Scrambling to her knees, Evelynn approached the side of the dinghy thrusting out her hand. The rebellious waters further separated Evelynn from the boy. As she stretched her entire body weight over the side of the boat, the dinghy failed under the pressure. Evelynn and the oars toppled with the boat.

 “Gotcha!” Evelynn grabbed him by the hair. The shore was only a few feet away, but the swift current made the task daunting. Evelynn used all the strength she could muster. The boy’s weight was manageable in the water but impossible to transport once on shore. Evelynn hit her knees and rolled him the remaining distance until they had cleared of the river’s danger.

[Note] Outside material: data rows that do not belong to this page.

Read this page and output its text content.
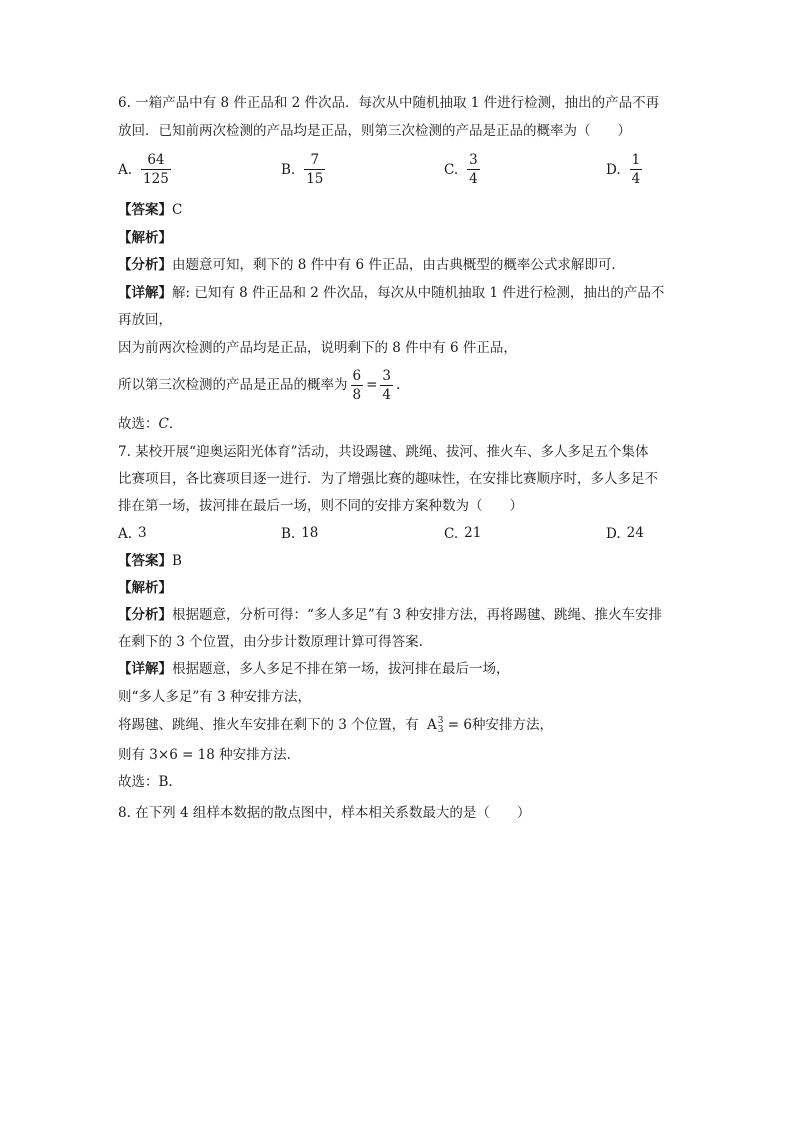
6. 一箱产品中有 8 件正品和 2 件次品．每次从中随机抽取 1 件进行检测，抽出的产品不再
放回．已知前两次检测的产品均是正品，则第三次检测的产品是正品的概率为（　　）
A. $\frac{64}{125}$	B. $\frac{7}{15}$	C. $\frac{3}{4}$	D. $\frac{1}{4}$
【答案】C
【解析】
【分析】由题意可知，剩下的 8 件中有 6 件正品，由古典概型的概率公式求解即可．
【详解】解: 已知有 8 件正品和 2 件次品，每次从中随机抽取 1 件进行检测，抽出的产品不
再放回，
因为前两次检测的产品均是正品，说明剩下的 8 件中有 6 件正品，
所以第三次检测的产品是正品的概率为 $\frac{6}{8} = \frac{3}{4}$ .
故选：C．
7. 某校开展“迎奥运阳光体育”活动，共设踢毽、跳绳、拔河、推火车、多人多足五个集体
比赛项目，各比赛项目逐一进行．为了增强比赛的趣味性，在安排比赛顺序时，多人多足不
排在第一场，拔河排在最后一场，则不同的安排方案种数为（　　）
A. 3	B. 18	C. 21	D. 24
【答案】B
【解析】
【分析】根据题意，分析可得：“多人多足”有 3 种安排方法，再将踢毽、跳绳、推火车安排
在剩下的 3 个位置，由分步计数原理计算可得答案.
【详解】根据题意，多人多足不排在第一场，拔河排在最后一场，
则“多人多足”有 3 种安排方法，
将踢毽、跳绳、推火车安排在剩下的 3 个位置，有 A 3
3 = 6种安排方法，
则有 3×6 = 18 种安排方法.
故选：B.
8. 在下列 4 组样本数据的散点图中，样本相关系数最大的是（　　）
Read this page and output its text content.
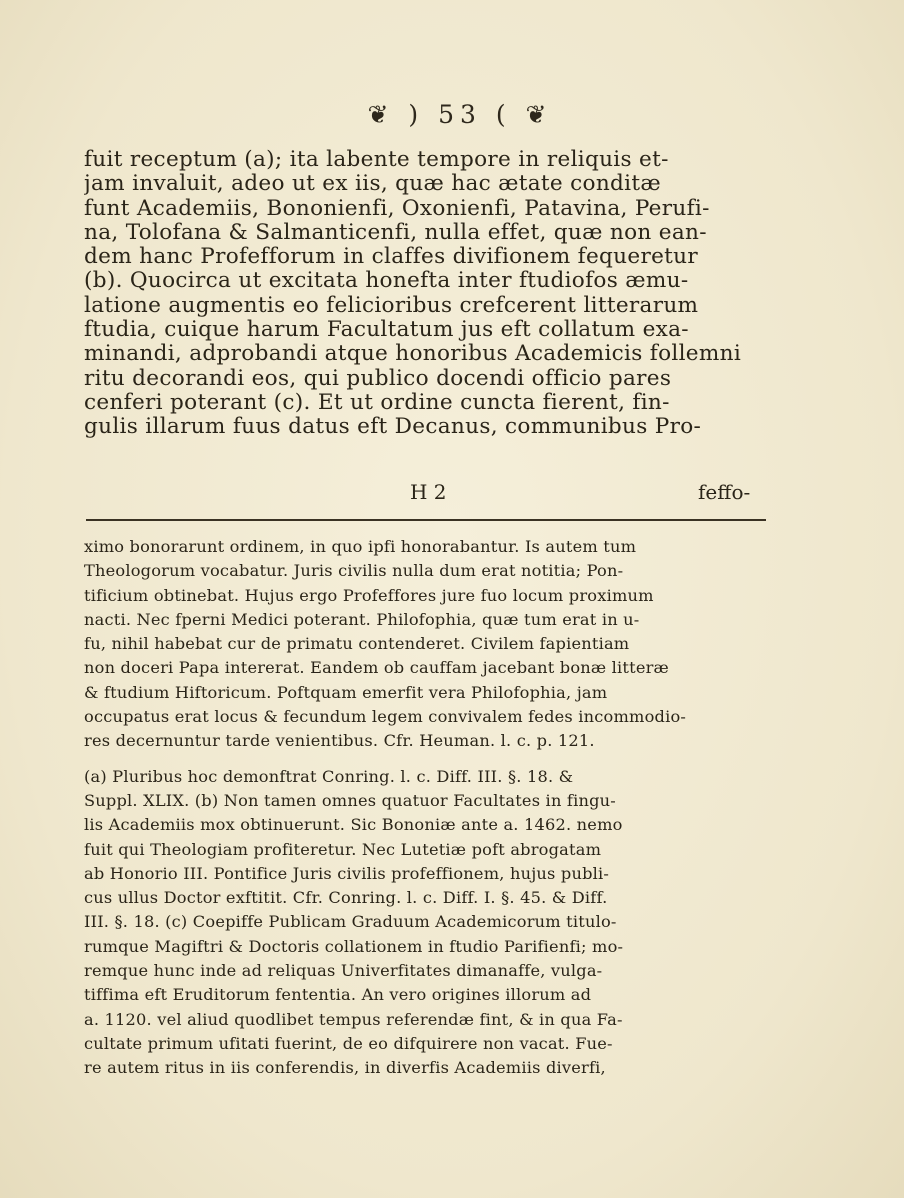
❦ ) 53 ( ❦
fuit receptum (a); ita labente tempore in reliquis et-
jam invaluit, adeo ut ex iis, quæ hac ætate conditæ
funt Academiis, Bononienfi, Oxonienfi, Patavina, Perufi-
na, Tolofana & Salmanticenfi, nulla effet, quæ non ean-
dem hanc Profefforum in claffes divifionem fequeretur
(b). Quocirca ut excitata honefta inter ftudiofos æmu-
latione augmentis eo felicioribus crefcerent litterarum
ftudia, cuique harum Facultatum jus eft collatum exa-
minandi, adprobandi atque honoribus Academicis follemni
ritu decorandi eos, qui publico docendi officio pares
cenferi poterant (c). Et ut ordine cuncta fierent, fin-
gulis illarum fuus datus eft Decanus, communibus Pro-
H 2	feffo-
ximo bonorarunt ordinem, in quo ipfi honorabantur. Is autem tum
Theologorum vocabatur. Juris civilis nulla dum erat notitia; Pon-
tificium obtinebat. Hujus ergo Profeffores jure fuo locum proximum
nacti. Nec fperni Medici poterant. Philofophia, quæ tum erat in u-
fu, nihil habebat cur de primatu contenderet. Civilem fapientiam
non doceri Papa intererat. Eandem ob cauffam jacebant bonæ litteræ
& ftudium Hiftoricum. Poftquam emerfit vera Philofophia, jam
occupatus erat locus & fecundum legem convivalem fedes incommodio-
res decernuntur tarde venientibus. Cfr. Heuman. l. c. p. 121.
(a) Pluribus hoc demonftrat Conring. l. c. Diff. III. §. 18. &
Suppl. XLIX. (b) Non tamen omnes quatuor Facultates in fingu-
lis Academiis mox obtinuerunt. Sic Bononiæ ante a. 1462. nemo
fuit qui Theologiam profiteretur. Nec Lutetiæ poft abrogatam
ab Honorio III. Pontifice Juris civilis profeffionem, hujus publi-
cus ullus Doctor exftitit. Cfr. Conring. l. c. Diff. I. §. 45. & Diff.
III. §. 18. (c) Coepiffe Publicam Graduum Academicorum titulo-
rumque Magiftri & Doctoris collationem in ftudio Parifienfi; mo-
remque hunc inde ad reliquas Univerfitates dimanaffe, vulga-
tiffima eft Eruditorum fententia. An vero origines illorum ad
a. 1120. vel aliud quodlibet tempus referendæ fint, & in qua Fa-
cultate primum ufitati fuerint, de eo difquirere non vacat. Fue-
re autem ritus in iis conferendis, in diverfis Academiis diverfi,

His eyes jerked open, laughter etching his brown facial features. He hopped to his feet singing and dancing. He grabbed Evelynn’s hands and began twirling to the beat of the storm. Evelynn didn’t know whether to laugh or cry.

“What is wrong with you? Do you speak English?” Jerking her hands away, Evelynn peered closer at the boy but jumped back when he tugged on her drying curls.

“Hey! Stop that! Why didn’t you swim to shore? Were you drowning?” The boy was not interested in answering Evelynn’s questions. He turned and raced back to the water.

“Wait a minute! You don’t know how to swim!” Idiot. She watched him skillfully maneuver through the water to retrieve her book, the oars, and the dinghy. His muscles taut as he pulled the boat back to its original, resting place.

As the storm began to taper, the boy climbed the ravine and disappeared behind the surrounding shrubbery. Evellyn’s knees buckled as she sank in the mud. She frantically searched her body for leeches. There were none to be found. Would her parents believe her? Would they even listen as she recounted the events of today? What just happened?  

As fast as he had gone, he returned. He smiled a large, toothy grin and placed the soggy copy of Huckleberry Finn along with a Spanish dictionary in Evelynn’s hands. Confused, she glanced from her hands to his face. He squeezed Evelynn with a firm hug as if to say goodbye and raced through the wooded land. She began to deposit her books in her backpack but caught a glimpse of writing inside the front cover of the Spanish dictionary.

Hi there! My name is Joe. I stood over your shoulder as you reacted to Huckleberry Finn. It is one of my favorites too! You may seem lost and fear you lack courage, but I am here to tell you that is not the case. I took it upon myself to show you the bravery residing inside. Hope you don’t mind! See you around!


P.S. English is hard, but Spanish is easy! Welcome home.